The (leprosy) section comprises 24 (24 theoretical sections) treating the distinction of qīng zhèng / zhòng zhèng 輕證 / 重證 (light versus severe cases), the use of fán zhēn / shāo zhēn 燔針 / 燒針 (red-hot needle to draw out dead blood), preparation of dropping-light by camphor flame (zhāngnǎo 樟腦) to read subcutaneous yūxuè distribution, and three sequential Shénxiào sǎn 神效散 (Shinkō-san) purge powders administered over seven nights.
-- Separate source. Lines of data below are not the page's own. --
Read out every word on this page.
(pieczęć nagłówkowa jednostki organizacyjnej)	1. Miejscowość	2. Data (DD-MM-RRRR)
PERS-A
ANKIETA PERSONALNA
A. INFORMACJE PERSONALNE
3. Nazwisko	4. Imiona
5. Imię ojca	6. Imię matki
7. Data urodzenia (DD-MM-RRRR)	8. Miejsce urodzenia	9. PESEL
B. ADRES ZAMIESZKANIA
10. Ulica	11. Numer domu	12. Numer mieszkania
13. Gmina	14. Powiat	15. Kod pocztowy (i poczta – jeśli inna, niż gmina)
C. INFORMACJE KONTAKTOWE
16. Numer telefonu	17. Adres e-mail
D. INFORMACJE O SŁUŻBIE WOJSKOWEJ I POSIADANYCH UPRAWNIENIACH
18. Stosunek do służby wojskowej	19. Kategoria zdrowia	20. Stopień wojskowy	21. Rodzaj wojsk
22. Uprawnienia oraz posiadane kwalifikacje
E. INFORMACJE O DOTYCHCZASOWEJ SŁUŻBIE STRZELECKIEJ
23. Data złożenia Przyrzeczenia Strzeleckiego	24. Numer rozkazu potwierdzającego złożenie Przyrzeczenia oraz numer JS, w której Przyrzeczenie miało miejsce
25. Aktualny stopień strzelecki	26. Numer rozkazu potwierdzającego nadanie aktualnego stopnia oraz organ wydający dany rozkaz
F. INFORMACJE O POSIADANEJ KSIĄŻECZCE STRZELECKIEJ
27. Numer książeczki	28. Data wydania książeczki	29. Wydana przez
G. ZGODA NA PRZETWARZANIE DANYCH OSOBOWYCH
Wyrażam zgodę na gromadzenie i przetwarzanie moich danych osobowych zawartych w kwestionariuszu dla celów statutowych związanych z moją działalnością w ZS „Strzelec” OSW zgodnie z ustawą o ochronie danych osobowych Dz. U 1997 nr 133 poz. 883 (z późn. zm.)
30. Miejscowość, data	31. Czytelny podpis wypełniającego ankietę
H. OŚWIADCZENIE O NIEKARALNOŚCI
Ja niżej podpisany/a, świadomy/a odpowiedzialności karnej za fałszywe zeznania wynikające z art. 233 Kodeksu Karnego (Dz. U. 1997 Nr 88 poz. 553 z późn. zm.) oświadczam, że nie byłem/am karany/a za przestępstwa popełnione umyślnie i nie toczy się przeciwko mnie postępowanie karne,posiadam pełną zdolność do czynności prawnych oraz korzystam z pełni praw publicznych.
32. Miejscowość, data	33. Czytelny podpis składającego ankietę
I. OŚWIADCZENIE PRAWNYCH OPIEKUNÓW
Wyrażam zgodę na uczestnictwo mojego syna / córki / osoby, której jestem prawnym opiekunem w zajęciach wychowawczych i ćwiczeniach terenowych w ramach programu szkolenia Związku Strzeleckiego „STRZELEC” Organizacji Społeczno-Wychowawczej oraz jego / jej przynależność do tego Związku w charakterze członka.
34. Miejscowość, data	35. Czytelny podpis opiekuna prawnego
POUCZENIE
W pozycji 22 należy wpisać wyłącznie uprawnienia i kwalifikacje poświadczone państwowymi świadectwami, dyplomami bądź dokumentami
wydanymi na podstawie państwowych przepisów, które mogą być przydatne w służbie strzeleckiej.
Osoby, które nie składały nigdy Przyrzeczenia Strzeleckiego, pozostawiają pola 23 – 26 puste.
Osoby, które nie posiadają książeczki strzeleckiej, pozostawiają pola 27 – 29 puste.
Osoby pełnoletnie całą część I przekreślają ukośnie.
The méi chuāng (syphilis) section systematises the disease’s many synonyms (lists 50+ names), distinguishes méi chuāng / xià gān 下疳 / biàndú 便毒 / jiédú 結毒, and gives ranked formulae including lóngdǎn xiègān tāng 龍膽瀉肝湯, jiāwèi jiědú tāng 加味解毒湯, hónghuā sànyū tāng 紅花散瘀湯, qīngróng tāng 清榮湯, qībǎo sǎn 七寶散, jiāwèi huàdú dān 加味化毒丹, báishé wán 白蛇丸, jíliáng wán 集良丸, liǎnglún sǎn 兩輪散. Critically, the work incorporates three Dutch (lán) surgical plaster recipes under transliterated names: Báibì gāo 白璧膏 (干膚刺 = Diachylon), Cāngyù gāo 蒼玉膏 (遏僕斯 = ophthalmic?), Xùyù gāo 煦育膏 (跋日慄 = Basilicum), explicitly attributed to a Hewitt / Heister / Schultz tradition transmitted to Katakura by an unnamed teacher in Tenmei 4 / 1784 while Katakura was teaching obstetrics at the Seikendō 成顯堂.

The composition is dated by the self-preface in the body to Tenmei 6, 1786, and the publication-front-matter prefaces to Tenmei 7, 1787 — with a small chronological inconsistency between the Tenmei 7 wùshēn (a printer’s slip — Tenmei 7 was dīngwèi; wùshēn = Tenmei 8) and the body. The composition-1786 / publication-1787 chronology is adopted here.

Translations and research

  • Leung, Angela Ki Che. Leprosy in China: A History. New York: Columbia University Press, 2009 (esp. ch. 4) — discusses Katakura prominently as the Edo Japanese vector by which Chén Sī-chéng’s Méi-chuāng mì-lù 黴瘡秘錄 (1632) doctrine on contagion entered late-Qīng Chinese medical thought.
  • 富士川游 Nihon igakushi 日本醫學史 (1904, repr. 1979).
  • Modern Japanese translations in Kōkan igaku sōsho 皇漢醫學叢書.

Other points of interest

The work is the principal Edo bridge for the transfer of méichuāng contagion theory from Chén Sīchéng’s Méichuāng mìlù (1632) into late-Qīng Chinese practice — discussed in Hinrichs and Barnes 2013, p. 156 (citing Leung 2009). The shāo zhēn / fán zhēn (red-hot needle) method on leprosy is the first sustained published manual for that technique.